Aerospace vehicle model simplification for feedback control
This dissertation addresses three distinct topics within the broader scope of aerospace vehicle model simplification for feedback control. These topics include order reduction criteria for feedback control, frequency weighted internally balanced order reduction, and symbolic factoring of transfer function polynomials. Before ever reducing the dynamic order of a model located within a feedback system, it is critical to understand which dynamic characteristics are crucial to preserve so that the reduced order closed-loop system will exhibit those key characteristics similar to the higher order closed-loop system. Based upon closed-loop stability and stability robustness requirements, order reduction criteria are derived, specifically for sequential loop closure settings. The weighted, internally balanced truncation technique delivers a reduced model that is accurate in a frequency range specified by the user. As yet, however, no existing a priori error bound has been obtained for the technique. Building upon a previous attempt, an error analysis is presented which gives support to the technique.
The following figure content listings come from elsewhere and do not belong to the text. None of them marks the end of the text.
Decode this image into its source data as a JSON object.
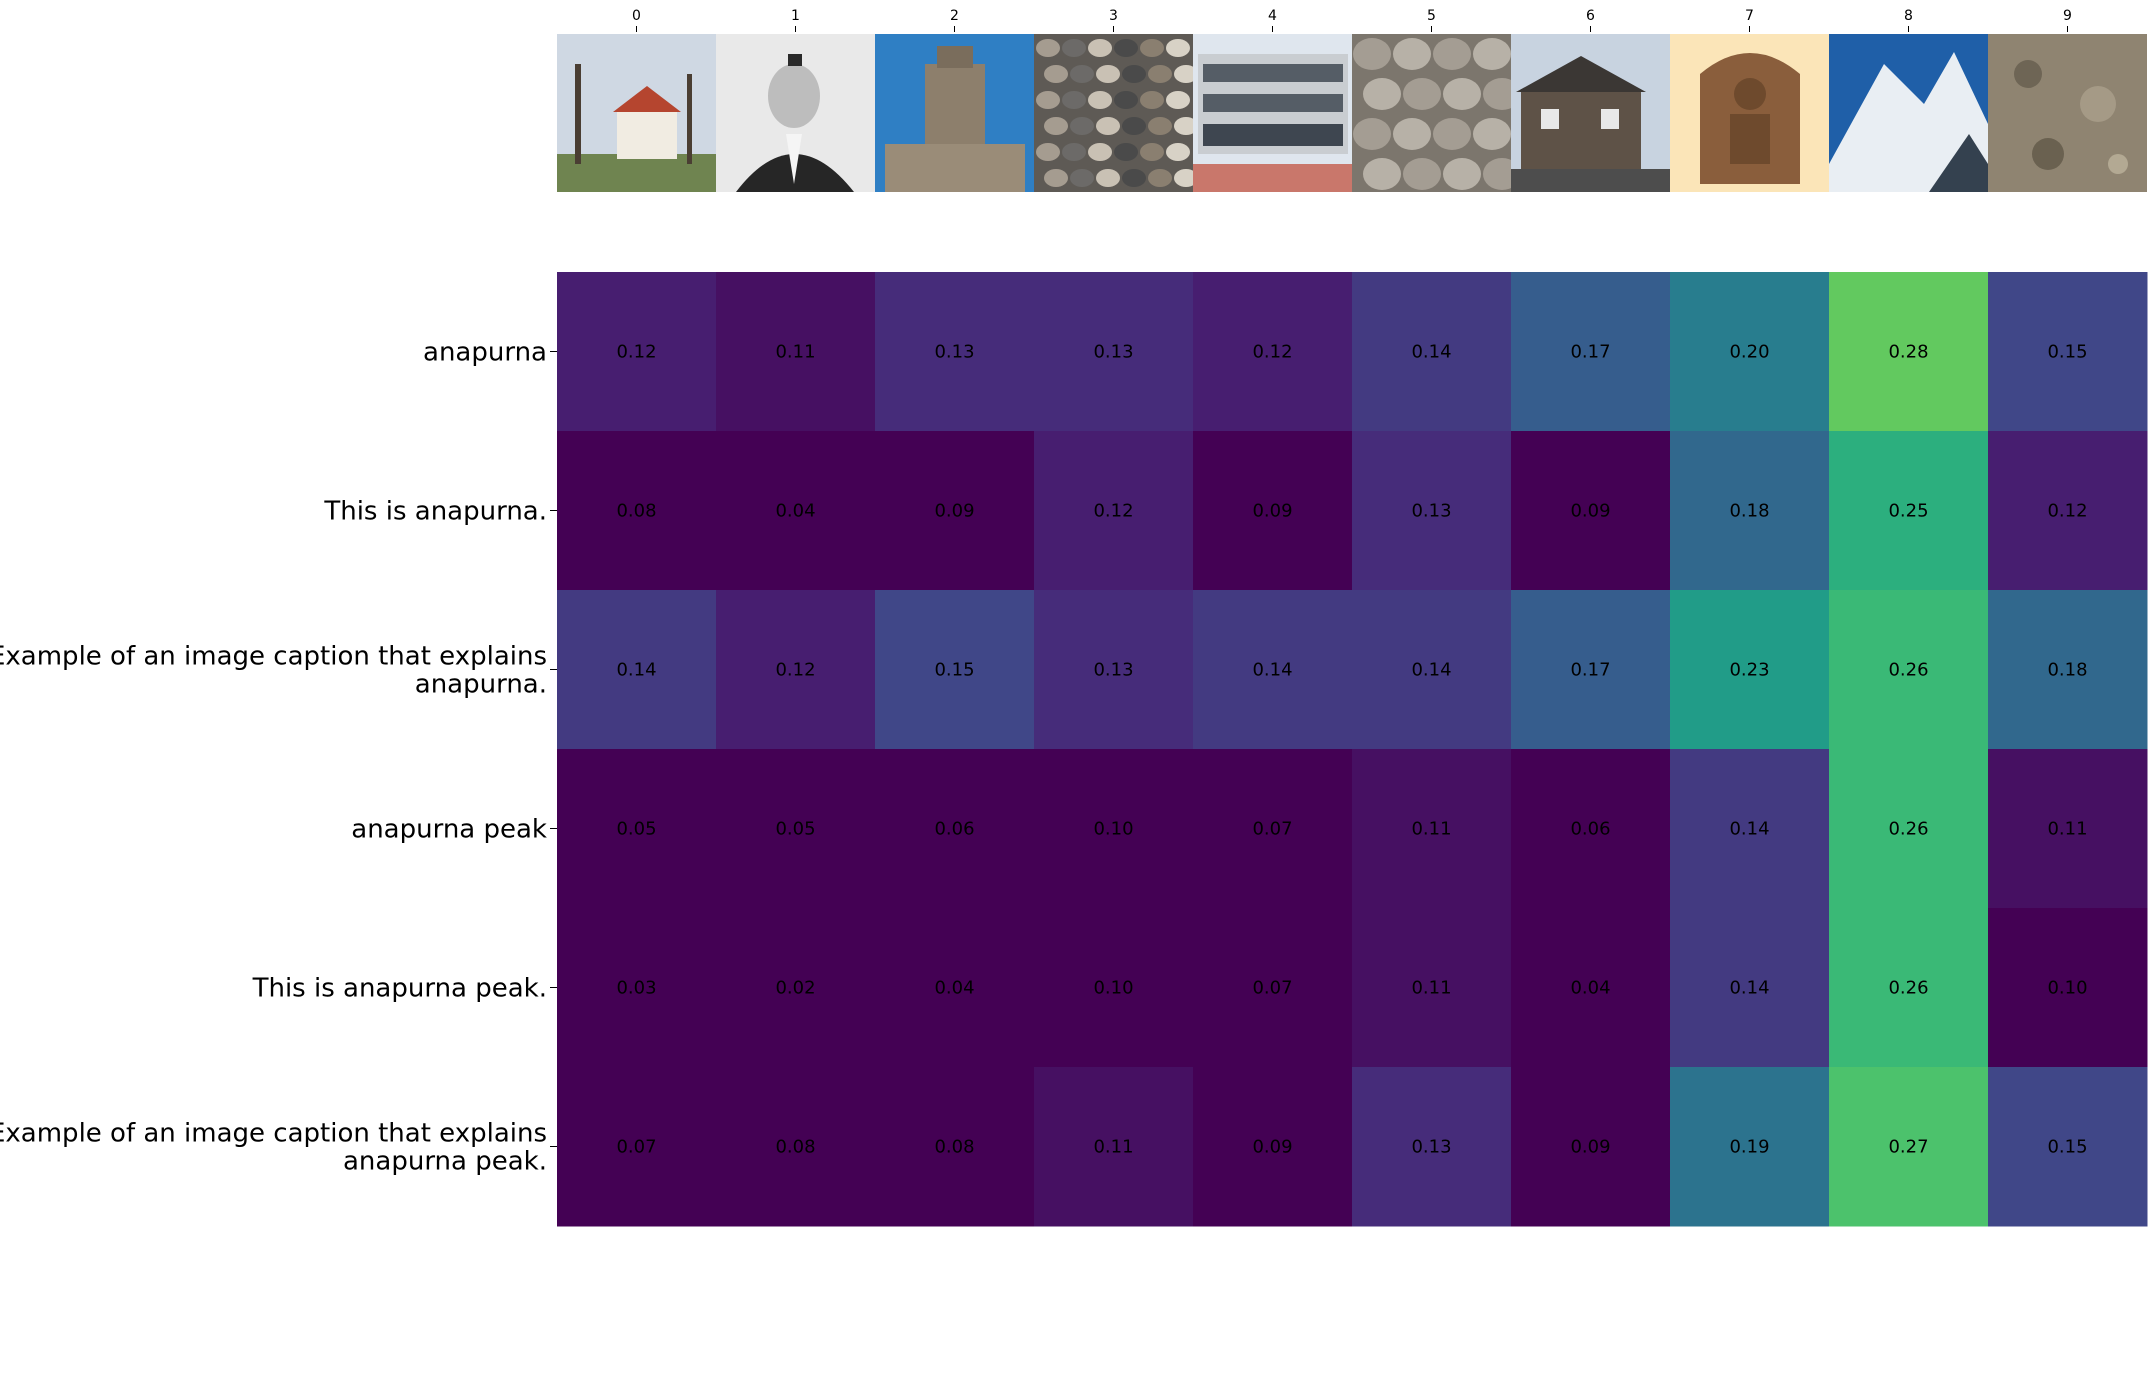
{
  "chart_data": {
    "type": "heatmap",
    "title": "",
    "xlabel": "",
    "ylabel": "",
    "columns": [
      "0",
      "1",
      "2",
      "3",
      "4",
      "5",
      "6",
      "7",
      "8",
      "9"
    ],
    "column_images": [
      "church-trees-photo",
      "man-portrait-photo",
      "stone-tower-photo",
      "pebbles-closeup-photo",
      "modern-building-photo",
      "smooth-stones-photo",
      "stone-house-photo",
      "carved-deity-sculpture-photo",
      "snowy-mountain-photo",
      "rough-rock-texture-photo"
    ],
    "rows": [
      "anapurna",
      "This is anapurna.",
      "Example of an image caption that explains anapurna.",
      "anapurna peak",
      "This is anapurna peak.",
      "Example of an image caption that explains anapurna peak."
    ],
    "values": [
      [
        0.12,
        0.11,
        0.13,
        0.13,
        0.12,
        0.14,
        0.17,
        0.2,
        0.28,
        0.15
      ],
      [
        0.08,
        0.04,
        0.09,
        0.12,
        0.09,
        0.13,
        0.09,
        0.18,
        0.25,
        0.12
      ],
      [
        0.14,
        0.12,
        0.15,
        0.13,
        0.14,
        0.14,
        0.17,
        0.23,
        0.26,
        0.18
      ],
      [
        0.05,
        0.05,
        0.06,
        0.1,
        0.07,
        0.11,
        0.06,
        0.14,
        0.26,
        0.11
      ],
      [
        0.03,
        0.02,
        0.04,
        0.1,
        0.07,
        0.11,
        0.04,
        0.14,
        0.26,
        0.1
      ],
      [
        0.07,
        0.08,
        0.08,
        0.11,
        0.09,
        0.13,
        0.09,
        0.19,
        0.27,
        0.15
      ]
    ],
    "value_labels": [
      [
        "0.12",
        "0.11",
        "0.13",
        "0.13",
        "0.12",
        "0.14",
        "0.17",
        "0.20",
        "0.28",
        "0.15"
      ],
      [
        "0.08",
        "0.04",
        "0.09",
        "0.12",
        "0.09",
        "0.13",
        "0.09",
        "0.18",
        "0.25",
        "0.12"
      ],
      [
        "0.14",
        "0.12",
        "0.15",
        "0.13",
        "0.14",
        "0.14",
        "0.17",
        "0.23",
        "0.26",
        "0.18"
      ],
      [
        "0.05",
        "0.05",
        "0.06",
        "0.10",
        "0.07",
        "0.11",
        "0.06",
        "0.14",
        "0.26",
        "0.11"
      ],
      [
        "0.03",
        "0.02",
        "0.04",
        "0.10",
        "0.07",
        "0.11",
        "0.04",
        "0.14",
        "0.26",
        "0.10"
      ],
      [
        "0.07",
        "0.08",
        "0.08",
        "0.11",
        "0.09",
        "0.13",
        "0.09",
        "0.19",
        "0.27",
        "0.15"
      ]
    ],
    "colormap": "viridis",
    "vmin": 0.1,
    "vmax": 0.3,
    "grid": false,
    "legend": "none"
  }
}
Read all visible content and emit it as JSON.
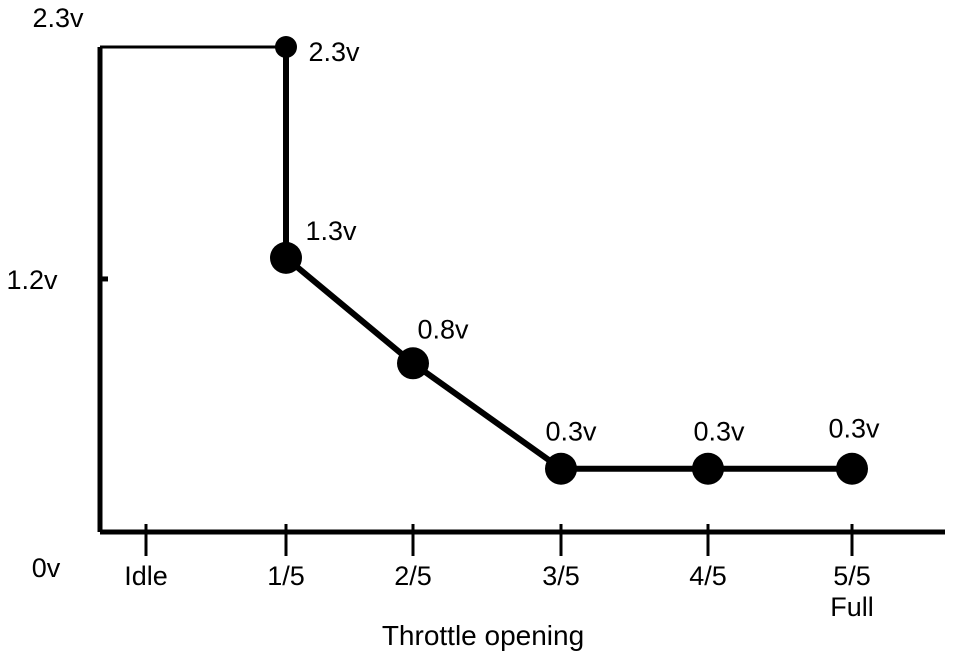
{
  "chart_data": {
    "type": "line",
    "xlabel": "Throttle opening",
    "categories": [
      "Idle",
      "1/5",
      "2/5",
      "3/5",
      "4/5",
      "5/5"
    ],
    "category_sublabels": [
      "",
      "",
      "",
      "",
      "",
      "Full"
    ],
    "y_ticks": [
      {
        "value": 0,
        "label": "0v"
      },
      {
        "value": 1.2,
        "label": "1.2v"
      },
      {
        "value": 2.3,
        "label": "2.3v"
      }
    ],
    "ylim": [
      0,
      2.3
    ],
    "grid": false,
    "series": [
      {
        "points": [
          {
            "x": "1/5",
            "y": 2.3,
            "label": "2.3v"
          },
          {
            "x": "1/5",
            "y": 1.3,
            "label": "1.3v"
          },
          {
            "x": "2/5",
            "y": 0.8,
            "label": "0.8v"
          },
          {
            "x": "3/5",
            "y": 0.3,
            "label": "0.3v"
          },
          {
            "x": "4/5",
            "y": 0.3,
            "label": "0.3v"
          },
          {
            "x": "5/5",
            "y": 0.3,
            "label": "0.3v"
          }
        ]
      }
    ],
    "reference_line": {
      "from_x": "axis",
      "to_x": "1/5",
      "y": 2.3
    }
  }
}
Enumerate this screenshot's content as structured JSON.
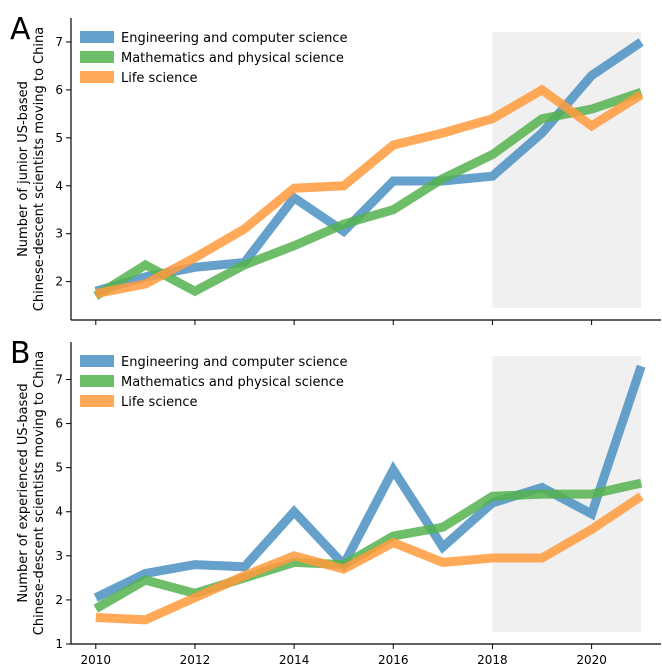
{
  "chart_data": [
    {
      "type": "line",
      "panel_label": "A",
      "ylabel_lines": [
        "Number of junior US-based",
        "Chinese-descent scientists moving to China"
      ],
      "xlabel": "",
      "x": [
        2010,
        2011,
        2012,
        2013,
        2014,
        2015,
        2016,
        2017,
        2018,
        2019,
        2020,
        2021
      ],
      "xlim": [
        2009.5,
        2021.4
      ],
      "ylim": [
        1.2,
        7.5
      ],
      "yticks": [
        2,
        3,
        4,
        5,
        6,
        7
      ],
      "highlight_range": [
        2018,
        2021
      ],
      "legend_position": "top-left",
      "grid": false,
      "series": [
        {
          "name": "Engineering and computer science",
          "color": "#4a90c2",
          "values": [
            1.8,
            2.1,
            2.3,
            2.4,
            3.75,
            3.05,
            4.1,
            4.1,
            4.2,
            5.1,
            6.3,
            7.0
          ]
        },
        {
          "name": "Mathematics and physical science",
          "color": "#55b14d",
          "values": [
            1.7,
            2.35,
            1.8,
            2.35,
            2.75,
            3.2,
            3.5,
            4.15,
            4.65,
            5.4,
            5.6,
            5.95
          ]
        },
        {
          "name": "Life science",
          "color": "#ff9a3c",
          "values": [
            1.75,
            1.95,
            2.5,
            3.1,
            3.95,
            4.0,
            4.85,
            5.1,
            5.4,
            6.0,
            5.25,
            5.9
          ]
        }
      ]
    },
    {
      "type": "line",
      "panel_label": "B",
      "ylabel_lines": [
        "Number of experienced US-based",
        "Chinese-descent scientists moving to China"
      ],
      "xlabel": "",
      "x": [
        2010,
        2011,
        2012,
        2013,
        2014,
        2015,
        2016,
        2017,
        2018,
        2019,
        2020,
        2021
      ],
      "xlim": [
        2009.5,
        2021.4
      ],
      "ylim": [
        1,
        7.85
      ],
      "yticks": [
        1,
        2,
        3,
        4,
        5,
        6,
        7
      ],
      "xticks": [
        2010,
        2012,
        2014,
        2016,
        2018,
        2020
      ],
      "highlight_range": [
        2018,
        2021
      ],
      "legend_position": "top-left",
      "grid": false,
      "series": [
        {
          "name": "Engineering and computer science",
          "color": "#4a90c2",
          "values": [
            2.05,
            2.6,
            2.8,
            2.75,
            4.0,
            2.8,
            4.95,
            3.2,
            4.2,
            4.55,
            3.95,
            7.3
          ]
        },
        {
          "name": "Mathematics and physical science",
          "color": "#55b14d",
          "values": [
            1.8,
            2.45,
            2.15,
            2.5,
            2.85,
            2.8,
            3.45,
            3.65,
            4.35,
            4.4,
            4.4,
            4.65
          ]
        },
        {
          "name": "Life science",
          "color": "#ff9a3c",
          "values": [
            1.6,
            1.55,
            2.05,
            2.55,
            3.0,
            2.7,
            3.3,
            2.85,
            2.95,
            2.95,
            3.6,
            4.35
          ]
        }
      ]
    }
  ]
}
Also, a new reduction technique, which combines weighted, balanced coordinates with residualization, is presented. The functional dependence of linear system poles and zeros upon the basic system parameters appearing in the governing differential equations offers insight into the causes for key dynamic characteristics. A Taylor series based approach is offered to generate approximate symbolic expressions for the poles and zeros in terms of the basic system parameters. ^
Major Professors: David K. Schmidt, Purdue University, Dominick Andrisani II, Purdue University.